Report co-author Sara Rosenbaum, founding chairwoman of the health policy department at George Washington University's Milken Institute School of Public Health, said community health centers are more dependent on federal funding to offset their costs because they serve a disproportionate number of low-income and medically underserved patients who are unable to pay out-of-pocket expenses like those who visit a physician's private practice.
"When you look at a standard physician's practice, a big chunk of their revenue is actually out-of-pocket payments," Rosenbaum said. Estimates indicate patient payments make up of roughly 20% of revenue at physician practices. Rosenbaum said just 4% of community health center revenue comes from payments by patients. "That piece is completely missing in the world of community health centers."
Even as the insured rate has climbed with the aid of subsidies for private health plans and the expansion of Medicaid through the ACA, nearly a quarter of community health center patients still are uninsured, compared to 9% of the general population, according to research by the Kaiser Family Foundation.

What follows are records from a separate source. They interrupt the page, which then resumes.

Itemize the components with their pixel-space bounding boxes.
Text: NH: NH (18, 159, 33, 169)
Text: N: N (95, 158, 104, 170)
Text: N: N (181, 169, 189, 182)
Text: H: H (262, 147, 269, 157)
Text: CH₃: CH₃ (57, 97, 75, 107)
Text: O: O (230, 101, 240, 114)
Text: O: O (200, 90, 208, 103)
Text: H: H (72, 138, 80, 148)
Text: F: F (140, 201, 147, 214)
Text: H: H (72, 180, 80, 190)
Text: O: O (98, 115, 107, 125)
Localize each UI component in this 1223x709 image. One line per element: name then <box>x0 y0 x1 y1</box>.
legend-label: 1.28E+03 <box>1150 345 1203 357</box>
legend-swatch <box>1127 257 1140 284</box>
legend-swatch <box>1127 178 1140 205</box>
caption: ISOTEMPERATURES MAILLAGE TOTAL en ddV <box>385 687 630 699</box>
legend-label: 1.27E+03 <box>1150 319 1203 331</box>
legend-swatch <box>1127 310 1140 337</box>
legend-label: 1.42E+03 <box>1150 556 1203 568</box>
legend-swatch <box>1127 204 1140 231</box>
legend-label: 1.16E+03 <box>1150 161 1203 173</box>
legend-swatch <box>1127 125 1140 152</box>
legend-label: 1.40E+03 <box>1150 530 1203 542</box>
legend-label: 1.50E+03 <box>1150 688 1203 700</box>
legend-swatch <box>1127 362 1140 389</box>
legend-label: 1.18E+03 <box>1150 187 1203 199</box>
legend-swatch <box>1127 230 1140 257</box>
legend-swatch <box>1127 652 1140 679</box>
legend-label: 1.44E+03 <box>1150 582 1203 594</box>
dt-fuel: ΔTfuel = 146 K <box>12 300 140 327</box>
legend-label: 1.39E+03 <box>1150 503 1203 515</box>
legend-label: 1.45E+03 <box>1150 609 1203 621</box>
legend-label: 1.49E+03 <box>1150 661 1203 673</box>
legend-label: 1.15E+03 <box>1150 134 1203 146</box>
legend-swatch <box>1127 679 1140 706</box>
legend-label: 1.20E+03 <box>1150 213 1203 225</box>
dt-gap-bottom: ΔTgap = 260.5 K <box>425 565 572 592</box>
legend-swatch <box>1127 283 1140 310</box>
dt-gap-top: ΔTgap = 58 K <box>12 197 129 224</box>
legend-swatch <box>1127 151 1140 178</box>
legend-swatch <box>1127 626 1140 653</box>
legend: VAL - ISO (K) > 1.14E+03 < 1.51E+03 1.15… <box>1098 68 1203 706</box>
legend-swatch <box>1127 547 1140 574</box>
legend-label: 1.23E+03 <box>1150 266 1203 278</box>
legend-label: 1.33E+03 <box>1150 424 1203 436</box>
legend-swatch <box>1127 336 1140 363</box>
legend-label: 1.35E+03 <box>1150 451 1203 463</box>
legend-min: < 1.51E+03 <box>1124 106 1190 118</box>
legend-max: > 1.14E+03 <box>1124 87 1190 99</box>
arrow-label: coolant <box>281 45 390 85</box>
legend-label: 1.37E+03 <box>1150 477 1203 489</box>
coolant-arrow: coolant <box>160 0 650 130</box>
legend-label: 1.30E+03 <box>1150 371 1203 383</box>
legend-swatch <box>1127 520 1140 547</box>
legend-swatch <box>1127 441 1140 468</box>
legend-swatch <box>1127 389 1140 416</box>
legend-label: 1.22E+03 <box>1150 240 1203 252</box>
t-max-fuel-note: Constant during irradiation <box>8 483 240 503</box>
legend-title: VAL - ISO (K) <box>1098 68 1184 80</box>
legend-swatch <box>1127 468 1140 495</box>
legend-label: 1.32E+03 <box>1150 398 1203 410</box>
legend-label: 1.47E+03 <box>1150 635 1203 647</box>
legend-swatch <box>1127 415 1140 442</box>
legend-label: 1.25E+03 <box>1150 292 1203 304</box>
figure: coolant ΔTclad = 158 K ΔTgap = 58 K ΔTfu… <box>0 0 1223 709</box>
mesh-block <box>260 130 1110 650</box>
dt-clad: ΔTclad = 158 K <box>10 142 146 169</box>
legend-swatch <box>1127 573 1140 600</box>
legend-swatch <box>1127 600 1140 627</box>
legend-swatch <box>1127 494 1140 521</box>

Rosenbaum and others felt an elimination of the CHC Fund—combined with the loss of the Medicaid expansion and ACA marketplace subsidies if the latest GOP health bill is enacted—would have catastrophic consequences for health centers. Nearly half of community health center patients are covered by Medicaid. The program made up 43% of the more than $23 billion in revenue that health centers generated in 2016.
"If health centers experienced instead of a 15 percentage point drop in their funding, basically half their funding, they would close their doors," Rosenbaum said.
Even the loss of the CHC Fund alone would mark a major funding blow for many community health centers, especially among those providers in non-Medicaid expansion states. Many health centers in states where Medicaid was expanded to cover all adults earning up to 138% of the federal poverty level have used money from the CHC Fund to branch out with either new site locations or services, such as dental and heart clinics.
But health centers in non-expansion states have been more reliant on the CHC Fund just to maintain their daily operations.
"We're evaluating whether we're going to have to cut operations or what we're going to have to cut because we will have to cut something somewhere," said Katy Caldwell, CEO of Houston-based Legacy Community Health, a federally qualified health center that serves a patient population of more than 100,000 in the Houston area. She said the loss of the CHC Fund would be a big enough hit to Legacy's budget that cuts solely to the organization's administrative functions would not be enough to offset them, meaning some of their clinical services would also be affected. "A lot of it (the CHC Fund) we use for our general operations to care for people who are uninsured."
Earlier this month a bill was introduced in the House to extend funding for the Community Health Center Fund for five years, but it has yet to be put on the legislative calendar for a vote. Meanwhile, many health centers are faced with hard decisions over whether to renew leases and reduce their workforce in the coming months as one of their main sources of funding remains uncertain.
Congress also must renew by Sept. 30 the Children's Health Insurance Program, which provides healthcare coverage for more than 9 million kids from low-income households who earn too much to qualify for Medicaid. CHIP's deadline coincides with another priority, the renewal of the National Flood Insurance Program, which provides flood insurance for about 5 million. Funding for the program has received more attention recently in light of the devastation left behind by massive hurricanes that hit Gulf Coast states this summer.
Nevertheless, Quigley, a former legislator herself, is optimistic that the program's bipartisan support will urge Congress to act before the deadline.
"I spent 10 of my 18 years in the New Jersey state Assembly on the budget committee, so I know how things can change in a heartbeat," Quigley said.